Many clinical tests are used to diagnose labral and SLAP lesions, however, the diagnostic accuracy of these tests is relatively low, unspecific and often inferior to imaging.
MRA has been reported to be superior to conventional MRI for detecting glenoid labral tears, particularly SLAP however it is more invasive and costly.
The aim of this study is to evaluate the use of MRA when a clinical diagnosis of SLAP is suspected.
Methods: A retrospective clinical trial of 95 patients, 53 females and 42 males, that underwent shoulder MRA for the evaluation of SLAP in the Sheba medical center between 1.3.2012 and 1.5.2017. The patient’s data and referral cause were taken from the referral letter. All MRIs had been reviewed by an expert in musculoskeletal radiology.
Results: A SLAP lesion was found in 28 cases (29.5%) and was the most common finding in males with 16 cases (38.1%). However, SLAP was only found in 12 females (22.6%) and the most common finding in the female subgroup was no pathology at all (24.5%).
A half of the cases that were positive for SLAP had other concomitant shoulder pathologies. 75.8% of all cases had other shoulder pathologies with or without SLAP.

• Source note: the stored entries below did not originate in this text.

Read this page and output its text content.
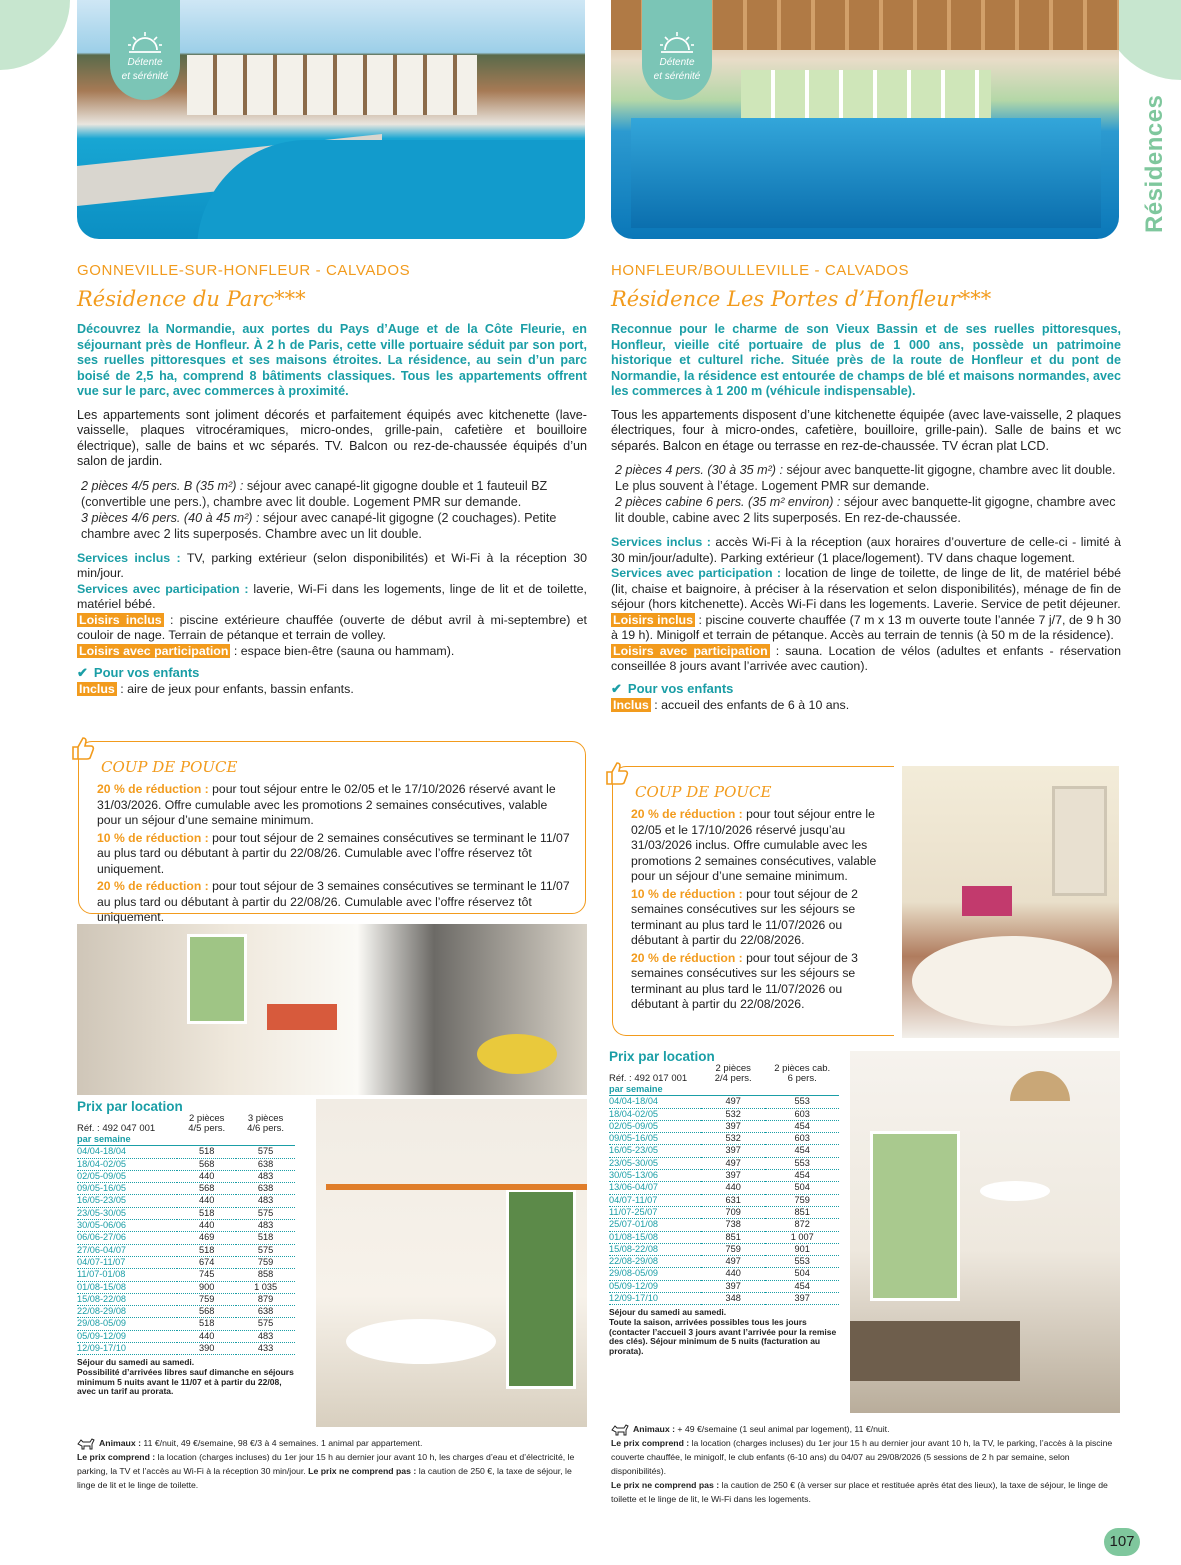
Résidences
Détente
et sérénité
Détente
et sérénité
GONNEVILLE-SUR-HONFLEUR - CALVADOS
Résidence du Parc***
Découvrez la Normandie, aux portes du Pays d’Auge et de la Côte Fleurie, en séjournant près de Honfleur. À 2 h de Paris, cette ville portuaire séduit par son port, ses ruelles pittoresques et ses maisons étroites. La résidence, au sein d’un parc boisé de 2,5 ha, comprend 8 bâtiments classiques. Tous les appartements offrent vue sur le parc, avec commerces à proximité.
Les appartements sont joliment décorés et parfaitement équipés avec kitchenette (lave-vaisselle, plaques vitrocéramiques, micro-ondes, grille-pain, cafetière et bouilloire électrique), salle de bains et wc séparés. TV. Balcon ou rez-de-chaussée équipés d’un salon de jardin.
2 pièces 4/5 pers. B (35 m²) : séjour avec canapé-lit gigogne double et 1 fauteuil BZ (convertible une pers.), chambre avec lit double. Logement PMR sur demande.
3 pièces 4/6 pers. (40 à 45 m²) : séjour avec canapé-lit gigogne (2 couchages). Petite chambre avec 2 lits superposés. Chambre avec un lit double.
Services inclus : TV, parking extérieur (selon disponibilités) et Wi-Fi à la réception 30 min/jour.
Services avec participation : laverie, Wi-Fi dans les logements, linge de lit et de toilette, matériel bébé.
Loisirs inclus : piscine extérieure chauffée (ouverte de début avril à mi-septembre) et couloir de nage. Terrain de pétanque et terrain de volley.
Loisirs avec participation : espace bien-être (sauna ou hammam).
✔ Pour vos enfants
Inclus : aire de jeux pour enfants, bassin enfants.
COUP DE POUCE

20 % de réduction : pour tout séjour entre le 02/05 et le 17/10/2026 réservé avant le 31/03/2026. Offre cumulable avec les promotions 2 semaines consécutives, valable pour un séjour d’une semaine minimum.

10 % de réduction : pour tout séjour de 2 semaines consécutives se terminant le 11/07 au plus tard ou débutant à partir du 22/08/26. Cumulable avec l’offre réservez tôt uniquement.

20 % de réduction : pour tout séjour de 3 semaines consécutives se terminant le 11/07 au plus tard ou débutant à partir du 22/08/26. Cumulable avec l’offre réservez tôt uniquement.

Prix par location
Réf. : 492 047 001	2 pièces
4/5 pers.	3 pièces
4/6 pers.
par semaine		
04/04-18/04	518	575
18/04-02/05	568	638
02/05-09/05	440	483
09/05-16/05	568	638
16/05-23/05	440	483
23/05-30/05	518	575
30/05-06/06	440	483
06/06-27/06	469	518
27/06-04/07	518	575
04/07-11/07	674	759
11/07-01/08	745	858
01/08-15/08	900	1 035
15/08-22/08	759	879
22/08-29/08	568	638
29/08-05/09	518	575
05/09-12/09	440	483
12/09-17/10	390	433
Séjour du samedi au samedi.
Possibilité d’arrivées libres sauf dimanche en séjours minimum 5 nuits avant le 11/07 et à partir du 22/08, avec un tarif au prorata.
Animaux : 11 €/nuit, 49 €/semaine, 98 €/3 à 4 semaines. 1 animal par appartement.
Le prix comprend : la location (charges incluses) du 1er jour 15 h au dernier jour avant 10 h, les charges d’eau et d’électricité, le parking, la TV et l’accès au Wi-Fi à la réception 30 min/jour. Le prix ne comprend pas : la caution de 250 €, la taxe de séjour, le linge de lit et le linge de toilette.
HONFLEUR/BOULLEVILLE - CALVADOS
Résidence Les Portes d’Honfleur***
Reconnue pour le charme de son Vieux Bassin et de ses ruelles pittoresques, Honfleur, vieille cité portuaire de plus de 1 000 ans, possède un patrimoine historique et culturel riche. Située près de la route de Honfleur et du pont de Normandie, la résidence est entourée de champs de blé et maisons normandes, avec les commerces à 1 200 m (véhicule indispensable).
Tous les appartements disposent d’une kitchenette équipée (avec lave-vaisselle, 2 plaques électriques, four à micro-ondes, cafetière, bouilloire, grille-pain). Salle de bains et wc séparés. Balcon en étage ou terrasse en rez-de-chaussée. TV écran plat LCD.
2 pièces 4 pers. (30 à 35 m²) : séjour avec banquette-lit gigogne, chambre avec lit double. Le plus souvent à l’étage. Logement PMR sur demande.
2 pièces cabine 6 pers. (35 m² environ) : séjour avec banquette-lit gigogne, chambre avec lit double, cabine avec 2 lits superposés. En rez-de-chaussée.
Services inclus : accès Wi-Fi à la réception (aux horaires d’ouverture de celle-ci - limité à 30 min/jour/adulte). Parking extérieur (1 place/logement). TV dans chaque logement.
Services avec participation : location de linge de toilette, de linge de lit, de matériel bébé (lit, chaise et baignoire, à préciser à la réservation et selon disponibilités), ménage de fin de séjour (hors kitchenette). Accès Wi-Fi dans les logements. Laverie. Service de petit déjeuner.
Loisirs inclus : piscine couverte chauffée (7 m x 13 m ouverte toute l’année 7 j/7, de 9 h 30 à 19 h). Minigolf et terrain de pétanque. Accès au terrain de tennis (à 50 m de la résidence).
Loisirs avec participation : sauna. Location de vélos (adultes et enfants - réservation conseillée 8 jours avant l’arrivée avec caution).
✔ Pour vos enfants
Inclus : accueil des enfants de 6 à 10 ans.
COUP DE POUCE

20 % de réduction : pour tout séjour entre le 02/05 et le 17/10/2026 réservé jusqu’au 31/03/2026 inclus. Offre cumulable avec les promotions 2 semaines consécutives, valable pour un séjour d’une semaine minimum.

10 % de réduction : pour tout séjour de 2 semaines consécutives sur les séjours se terminant au plus tard le 11/07/2026 ou débutant à partir du 22/08/2026.

20 % de réduction : pour tout séjour de 3 semaines consécutives sur les séjours se terminant au plus tard le 11/07/2026 ou débutant à partir du 22/08/2026.

Prix par location
Réf. : 492 017 001	2 pièces
2/4 pers.	2 pièces cab.
6 pers.
par semaine		
04/04-18/04	497	553
18/04-02/05	532	603
02/05-09/05	397	454
09/05-16/05	532	603
16/05-23/05	397	454
23/05-30/05	497	553
30/05-13/06	397	454
13/06-04/07	440	504
04/07-11/07	631	759
11/07-25/07	709	851
25/07-01/08	738	872
01/08-15/08	851	1 007
15/08-22/08	759	901
22/08-29/08	497	553
29/08-05/09	440	504
05/09-12/09	397	454
12/09-17/10	348	397
Séjour du samedi au samedi.
Toute la saison, arrivées possibles tous les jours (contacter l’accueil 3 jours avant l’arrivée pour la remise des clés). Séjour minimum de 5 nuits (facturation au prorata).
Animaux : + 49 €/semaine (1 seul animal par logement), 11 €/nuit.
Le prix comprend : la location (charges incluses) du 1er jour 15 h au dernier jour avant 10 h, la TV, le parking, l’accès à la piscine couverte chauffée, le minigolf, le club enfants (6-10 ans) du 04/07 au 29/08/2026 (5 sessions de 2 h par semaine, selon disponibilités).
Le prix ne comprend pas : la caution de 250 € (à verser sur place et restituée après état des lieux), la taxe de séjour, le linge de toilette et le linge de lit, le Wi-Fi dans les logements.
107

A relatively high incidence of labrum tear, adhesive capsulitis, rotator cuff and glenohumeral ligament tears was found, with 17, 11, 11 and 10 cases respectfully.
Conclusion: The threshold for the use of MRA as an aid for clinical diagnosis of SLAP may be too low. MRA is a limited resource that entails increased potential risks in comparison to MRI and therefore its use should be more closely monitored.